Chinese Name: Ibu原鄉兒少生涯教育協會
Location: Taitung County (Eastern Taiwan)
Facebook Page: https://www.facebook.com/Ibuorganization/
Did You Know?
Founder of the Ibu Indigenous Children & Youth's Career Education Association Kuo Kung-ning (郭孔寧) formed a connection with the locals of Buklava Village in Yanping Township (延平鄉), Taitung County while on a working vacation there. Witnessing the career development challenges faced by the indigenous Bunun children in the village, she decided to establish an association to help them have more opportunities to explore their interests. After years of effort, they collaborated with local children to create a youth hub which not only provides them with more possibilities but is also open to the public, allowing the children to share their own stories with society in their own way.
Kuo Kung-ning, who graduated from the Department of Special Education at National Taipei University of Education, first encountered Buklava Village in Yanping Township through a work exchange program during high school. However, as a newcomer to the Bunun people, she was considered an outsider by the locals, with a completely different culture. She learned to become a local in the village, living with them and integrating into this indigenous community, gradually developing a mindset of mutual learning.
Kuo Kung-ning observed that children in these remote mountainous tribal areas may lack the ability to explore and develop their interests due to economic difficulties or a lack of educational resources. Most of these children's parents work far away, leaving them without anyone to help them discover their talents. As a result, their future aspirations are often limited to replicating the lives of the tribal elders.
Kuo Kung-ning asked herself why many children grow up without goals. This is because when the entire village or society expects them to focus on making money as soon as they enter junior high school, the choices for these children's future careers are mostly limited to becoming soldiers, police officers, or nurses. When they have not yet fully understood themselves, how can they distinguish between "what they want" and "making money"?
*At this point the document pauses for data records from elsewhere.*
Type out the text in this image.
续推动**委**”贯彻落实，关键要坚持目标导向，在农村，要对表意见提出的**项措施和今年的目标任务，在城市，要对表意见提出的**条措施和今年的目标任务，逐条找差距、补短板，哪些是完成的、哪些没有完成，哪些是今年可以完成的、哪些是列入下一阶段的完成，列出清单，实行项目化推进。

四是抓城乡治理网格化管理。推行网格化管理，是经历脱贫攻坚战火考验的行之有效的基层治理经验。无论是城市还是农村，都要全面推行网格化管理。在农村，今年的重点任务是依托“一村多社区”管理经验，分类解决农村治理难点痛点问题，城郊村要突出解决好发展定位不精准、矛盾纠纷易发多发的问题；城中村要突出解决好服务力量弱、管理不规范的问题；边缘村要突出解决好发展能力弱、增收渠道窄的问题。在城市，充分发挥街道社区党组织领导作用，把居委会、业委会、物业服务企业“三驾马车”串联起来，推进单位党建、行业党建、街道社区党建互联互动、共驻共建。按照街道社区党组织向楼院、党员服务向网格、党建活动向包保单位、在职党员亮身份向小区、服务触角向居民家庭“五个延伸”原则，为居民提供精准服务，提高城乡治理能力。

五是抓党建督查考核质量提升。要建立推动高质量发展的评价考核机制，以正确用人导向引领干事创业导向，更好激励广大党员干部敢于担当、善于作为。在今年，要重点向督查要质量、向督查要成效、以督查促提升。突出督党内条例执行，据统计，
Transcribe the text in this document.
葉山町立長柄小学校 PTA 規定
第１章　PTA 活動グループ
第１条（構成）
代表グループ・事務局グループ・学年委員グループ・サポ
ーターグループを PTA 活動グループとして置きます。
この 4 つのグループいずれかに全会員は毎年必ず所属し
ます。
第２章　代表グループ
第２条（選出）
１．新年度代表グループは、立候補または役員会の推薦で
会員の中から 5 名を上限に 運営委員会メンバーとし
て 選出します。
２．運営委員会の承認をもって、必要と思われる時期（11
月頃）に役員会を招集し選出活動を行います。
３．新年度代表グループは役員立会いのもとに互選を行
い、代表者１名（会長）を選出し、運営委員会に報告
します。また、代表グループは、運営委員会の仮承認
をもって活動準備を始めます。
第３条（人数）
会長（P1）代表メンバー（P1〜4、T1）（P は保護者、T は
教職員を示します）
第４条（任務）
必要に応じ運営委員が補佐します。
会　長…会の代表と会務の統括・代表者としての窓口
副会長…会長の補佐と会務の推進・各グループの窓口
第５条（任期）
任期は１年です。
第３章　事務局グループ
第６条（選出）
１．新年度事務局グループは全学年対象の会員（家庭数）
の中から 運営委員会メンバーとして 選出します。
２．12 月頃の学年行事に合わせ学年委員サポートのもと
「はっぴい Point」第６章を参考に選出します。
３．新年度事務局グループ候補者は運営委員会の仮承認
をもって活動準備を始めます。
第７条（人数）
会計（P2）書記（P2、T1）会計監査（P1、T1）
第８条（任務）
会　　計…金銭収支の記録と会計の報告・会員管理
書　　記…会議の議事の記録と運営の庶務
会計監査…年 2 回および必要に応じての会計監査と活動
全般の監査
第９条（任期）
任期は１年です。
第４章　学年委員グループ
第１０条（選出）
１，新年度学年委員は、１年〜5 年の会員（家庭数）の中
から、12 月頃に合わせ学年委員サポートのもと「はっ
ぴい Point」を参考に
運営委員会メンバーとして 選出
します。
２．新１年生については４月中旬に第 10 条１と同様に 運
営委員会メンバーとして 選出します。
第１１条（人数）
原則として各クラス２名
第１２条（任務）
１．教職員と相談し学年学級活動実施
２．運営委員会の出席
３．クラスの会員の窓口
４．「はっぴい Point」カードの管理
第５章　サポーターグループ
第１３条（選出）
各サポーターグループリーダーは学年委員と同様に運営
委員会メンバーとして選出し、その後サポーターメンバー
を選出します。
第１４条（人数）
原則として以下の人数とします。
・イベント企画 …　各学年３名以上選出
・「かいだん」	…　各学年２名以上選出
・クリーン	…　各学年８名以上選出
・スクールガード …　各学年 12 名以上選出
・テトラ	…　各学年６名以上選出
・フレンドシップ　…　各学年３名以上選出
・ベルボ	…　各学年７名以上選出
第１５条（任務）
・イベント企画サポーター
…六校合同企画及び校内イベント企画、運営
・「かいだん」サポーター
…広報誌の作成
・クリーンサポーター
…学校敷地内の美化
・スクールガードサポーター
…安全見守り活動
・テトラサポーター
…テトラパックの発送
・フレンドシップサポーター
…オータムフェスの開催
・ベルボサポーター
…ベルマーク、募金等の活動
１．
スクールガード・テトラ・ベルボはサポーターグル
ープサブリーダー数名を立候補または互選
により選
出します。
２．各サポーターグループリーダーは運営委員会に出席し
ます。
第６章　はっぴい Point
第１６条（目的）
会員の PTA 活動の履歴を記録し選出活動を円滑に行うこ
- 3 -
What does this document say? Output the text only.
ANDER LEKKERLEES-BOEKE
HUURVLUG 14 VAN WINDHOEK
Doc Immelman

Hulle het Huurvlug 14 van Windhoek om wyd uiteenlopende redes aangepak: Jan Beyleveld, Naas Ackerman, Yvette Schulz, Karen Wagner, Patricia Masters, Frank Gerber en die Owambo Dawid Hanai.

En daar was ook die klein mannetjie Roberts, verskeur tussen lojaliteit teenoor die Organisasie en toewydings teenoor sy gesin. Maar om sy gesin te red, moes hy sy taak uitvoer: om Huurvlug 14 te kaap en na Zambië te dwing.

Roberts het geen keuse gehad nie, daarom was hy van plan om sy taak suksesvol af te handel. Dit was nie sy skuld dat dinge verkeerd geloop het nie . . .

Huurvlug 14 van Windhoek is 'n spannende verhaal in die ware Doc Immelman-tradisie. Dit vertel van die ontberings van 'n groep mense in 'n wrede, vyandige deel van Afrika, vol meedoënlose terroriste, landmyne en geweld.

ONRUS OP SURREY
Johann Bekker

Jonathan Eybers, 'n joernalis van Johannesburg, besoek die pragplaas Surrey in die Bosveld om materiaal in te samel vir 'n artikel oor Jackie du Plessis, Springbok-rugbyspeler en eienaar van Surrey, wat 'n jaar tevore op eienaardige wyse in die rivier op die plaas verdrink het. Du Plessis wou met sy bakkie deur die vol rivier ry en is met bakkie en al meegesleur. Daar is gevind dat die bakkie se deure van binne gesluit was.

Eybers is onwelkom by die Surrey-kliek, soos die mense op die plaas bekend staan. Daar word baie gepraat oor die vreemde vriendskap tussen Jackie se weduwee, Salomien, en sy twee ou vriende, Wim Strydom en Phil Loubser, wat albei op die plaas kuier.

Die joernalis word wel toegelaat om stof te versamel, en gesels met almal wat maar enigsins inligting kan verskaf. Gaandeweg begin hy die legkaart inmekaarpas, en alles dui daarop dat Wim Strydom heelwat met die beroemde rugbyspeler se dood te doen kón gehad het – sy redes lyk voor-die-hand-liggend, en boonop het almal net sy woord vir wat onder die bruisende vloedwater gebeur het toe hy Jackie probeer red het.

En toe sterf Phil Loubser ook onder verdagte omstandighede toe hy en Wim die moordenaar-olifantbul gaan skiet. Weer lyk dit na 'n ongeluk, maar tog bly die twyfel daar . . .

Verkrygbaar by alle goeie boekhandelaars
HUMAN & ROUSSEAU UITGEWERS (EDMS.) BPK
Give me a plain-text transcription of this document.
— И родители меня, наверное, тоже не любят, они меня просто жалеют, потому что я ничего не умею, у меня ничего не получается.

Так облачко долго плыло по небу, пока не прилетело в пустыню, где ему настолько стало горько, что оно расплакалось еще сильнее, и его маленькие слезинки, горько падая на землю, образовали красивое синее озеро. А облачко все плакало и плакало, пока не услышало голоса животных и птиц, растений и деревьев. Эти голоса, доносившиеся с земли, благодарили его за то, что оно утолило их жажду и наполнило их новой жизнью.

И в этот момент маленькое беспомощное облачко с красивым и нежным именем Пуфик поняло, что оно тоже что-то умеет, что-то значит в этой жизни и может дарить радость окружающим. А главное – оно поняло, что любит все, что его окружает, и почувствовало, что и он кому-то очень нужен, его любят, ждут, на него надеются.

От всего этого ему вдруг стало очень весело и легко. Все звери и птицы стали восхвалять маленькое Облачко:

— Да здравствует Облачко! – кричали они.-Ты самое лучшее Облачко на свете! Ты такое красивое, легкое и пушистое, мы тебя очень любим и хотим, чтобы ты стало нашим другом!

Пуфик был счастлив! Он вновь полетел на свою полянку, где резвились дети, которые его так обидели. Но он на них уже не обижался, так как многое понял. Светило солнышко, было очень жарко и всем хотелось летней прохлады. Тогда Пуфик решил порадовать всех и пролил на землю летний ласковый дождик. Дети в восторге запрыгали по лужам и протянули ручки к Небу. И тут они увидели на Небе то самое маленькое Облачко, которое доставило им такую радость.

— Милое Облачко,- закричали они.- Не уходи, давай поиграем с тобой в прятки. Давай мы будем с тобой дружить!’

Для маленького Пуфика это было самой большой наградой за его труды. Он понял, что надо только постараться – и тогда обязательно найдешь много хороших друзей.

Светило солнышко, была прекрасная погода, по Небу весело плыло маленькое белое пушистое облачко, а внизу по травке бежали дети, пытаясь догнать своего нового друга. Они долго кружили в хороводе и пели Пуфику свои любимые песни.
After deep communication with this group of children, Kuo discovered that indigenous teenagers growing up in the village lack opportunities for career guidance and self-exploration, with family influence being particularly common. To help improve the current living conditions of these children, she founded the Ibu Indigenous Children & Youth’s Career Education Association in 2016, focusing on addressing the educational issues faced by rural children and attempting to solve the career development challenges of indigenous youth, giving them more courage and ability to choose their desired future.
After years of effort, Kuo Kung-ning and the children from the village have built a youth hub that provides more opportunities for them to explore their interests and create more possibilities. Externally, it will be a space combining a restaurant and an exhibition, allowing the children to share their stories with the public in their own way.
With a background in special education, Kuo values the needs of children. She assesses their physical and mental conditions and learning abilities to design individualized education and counseling plans. She starts with personal self-awareness, personal values, skill enhancement, and group roles, and extends to family aspects like psychological companionship, growth concepts, development support, and environmental intervention, influencing or guiding them through cultural concepts, system improvements, and social interactions in the community.
Ibu have been deeply involved in Buklava Village for six years, operating the youth hub and providing professional career counseling and assistance in resource development. Through a curriculum that passes down cultural knowledge, they accompany children in exploring their roots. They offer professional vocational training courses for indigenous youth to learn and apply practical skills. They also provide individualized academic tutoring and problem-solving courses, guiding children to explore the unknown through experiential education.
The association’s courses also incorporate practical life experiences and gradually resonate with the children through time and interaction, not limiting their thinking, breaking through frameworks, and enhancing the children's abilities in five aspects: learning skills, workplace literacy, community engagement, self-discipline, and cultivating cooperation and trust.